Edifice.Attention.RWKV (Edifice v0.2.0)

RWKV-7 "Goose": Linear attention with O(1) space complexity.

RWKV (Receptance Weighted Key Value) is a linear attention architecture that combines the parallelizable training of Transformers with the efficient O(1) inference of RNNs.

Key Innovation: Generalized Delta Rule

RWKV-7 uses a generalized delta rule that surpasses the TC0 constraint, enabling it to comprehensively outperform Transformers on many tasks.

Architecture

Input [batch, seq_len, embed_dim]
      |
      v
+-------------------------------------+
|  RWKV Block                          |
|                                      |
|  +----------------------------------+
|  | Time-Mixing (WKV Attention)      |
|  | - R-gate: receptance             |
|  | - W: time decay                  |
|  | - K, V: key-value pairs          |
|  | - time_first: first token bias   |
|  +----------------------------------+
|                                      |
|  +----------------------------------+
|  | Channel-Mixing (FFN)              |
|  | - R-gate * K-gate                 |
|  +----------------------------------+
+-------------------------------------+
      | (repeat for num_layers)
      v
[batch, hidden_size]

Complexity

Phase	Time	Space
Training	O(L)	O(L)
Inference	O(1) per step	O(1)

Key Difference from Mamba

Aspect	RWKV	Mamba
Attention	WKV (weighted key-value)	SSM (state space)
State	O(1) fixed size	O(L) for full sequence
Decay	Learned per-channel	Input-dependent
Gating	R-gate, K-gate	SiLU gating

Usage

model = RWKV.build(
  embed_dim: 287,
  hidden_size: 256,
  num_layers: 6
)

References

RWKV-7 "Goose" architecture wiki: https://wiki.rwkv.com/basic/architecture.html
Paper: "RWKV: Reinventing RNNs for the Transformer Era" (arXiv:2305.13048)
Deployment: Shipped to 1.5B Windows devices for on-device Copilot

Summary

Types

build_opt()

Options for build/1.

Functions

build(opts \\ [])

Build an RWKV-7 model for sequence processing.

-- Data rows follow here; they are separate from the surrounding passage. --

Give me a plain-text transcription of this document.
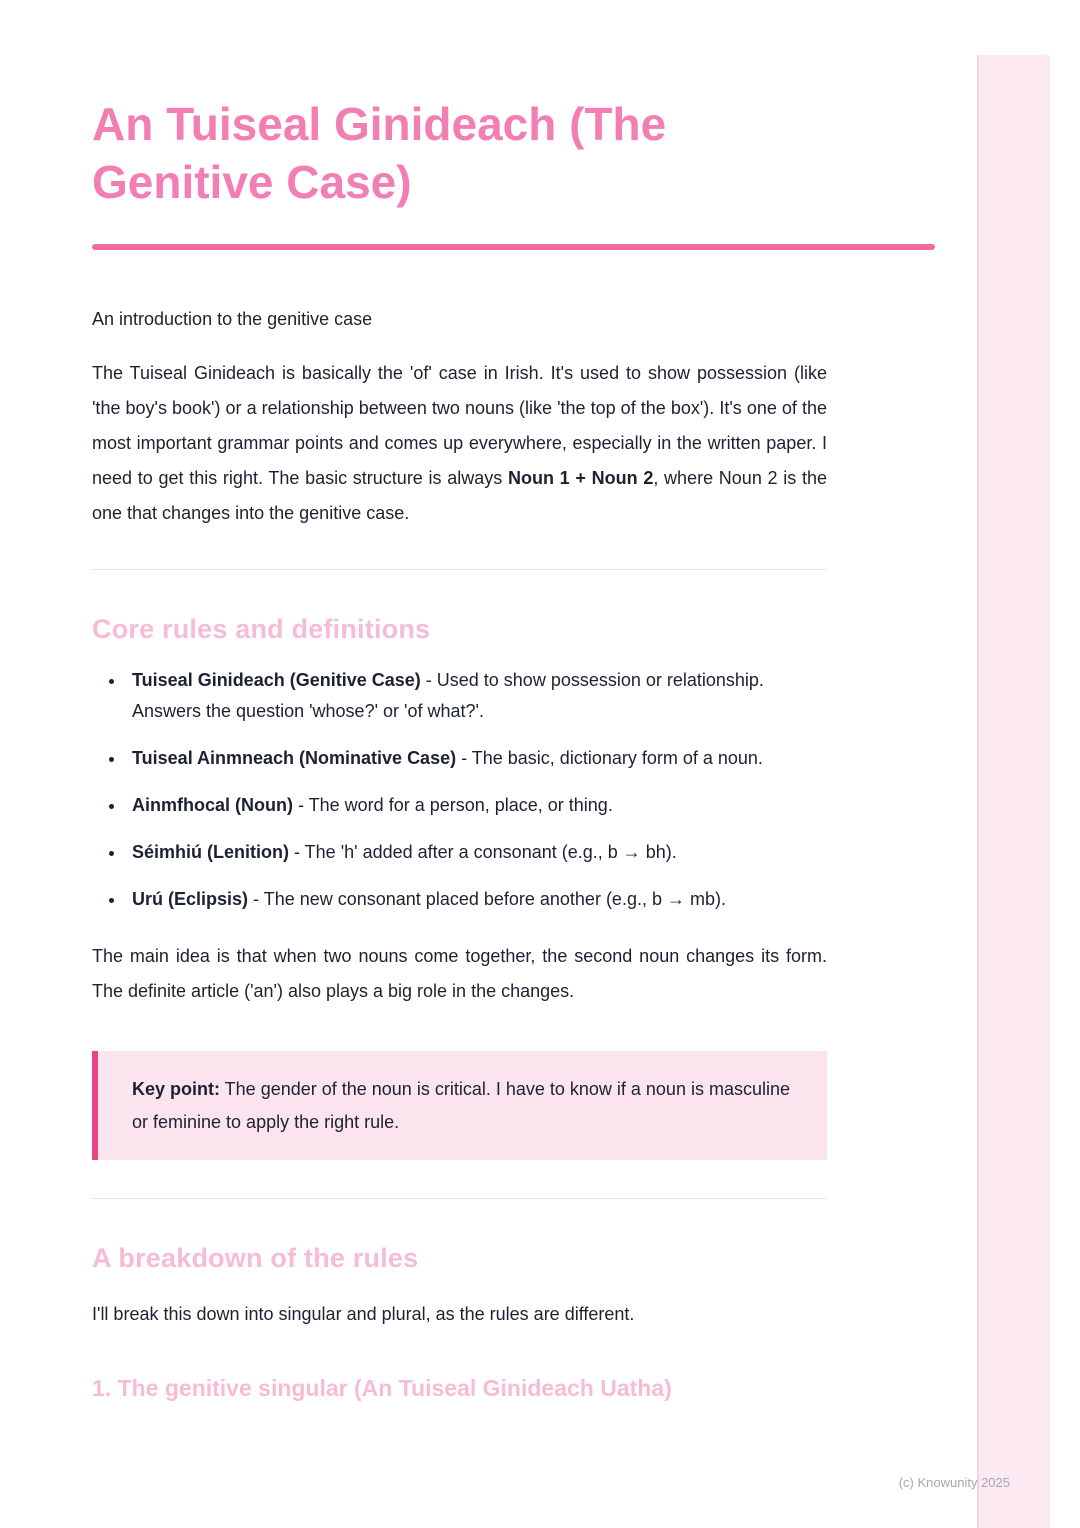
An Tuiseal Ginideach (The Genitive Case)
An introduction to the genitive case

The Tuiseal Ginideach is basically the 'of' case in Irish. It's used to show possession (like 'the boy's book') or a relationship between two nouns (like 'the top of the box'). It's one of the most important grammar points and comes up everywhere, especially in the written paper. I need to get this right. The basic structure is always Noun 1 + Noun 2, where Noun 2 is the one that changes into the genitive case.

Core rules and definitions
• Tuiseal Ginideach (Genitive Case) - Used to show possession or relationship. Answers the question 'whose?' or 'of what?'.
• Tuiseal Ainmneach (Nominative Case) - The basic, dictionary form of a noun.
• Ainmfhocal (Noun) - The word for a person, place, or thing.
• Séimhiú (Lenition) - The 'h' added after a consonant (e.g., b → bh).
• Urú (Eclipsis) - The new consonant placed before another (e.g., b → mb).

The main idea is that when two nouns come together, the second noun changes its form. The definite article ('an') also plays a big role in the changes.

Key point: The gender of the noun is critical. I have to know if a noun is masculine or feminine to apply the right rule.
A breakdown of the rules

I'll break this down into singular and plural, as the rules are different.

1. The genitive singular (An Tuiseal Ginideach Uatha)
(c) Knowunity 2025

build_channel_mixing(input, opts)

Build the Channel-Mixing sub-block (FFN with gating).

build_rwkv_block(input, opts)

Build a single RWKV block.

build_time_mixing(input, opts)

Build the Time-Mixing sub-block (WKV attention).

init_cache(opts \\ [])

Initialize hidden state for O(1) incremental inference.

output_size(opts \\ [])

Get the output size of an RWKV model.

param_count(opts)

Calculate approximate parameter count for an RWKV model.

recommended_defaults()

Recommended default configuration for sequence processing.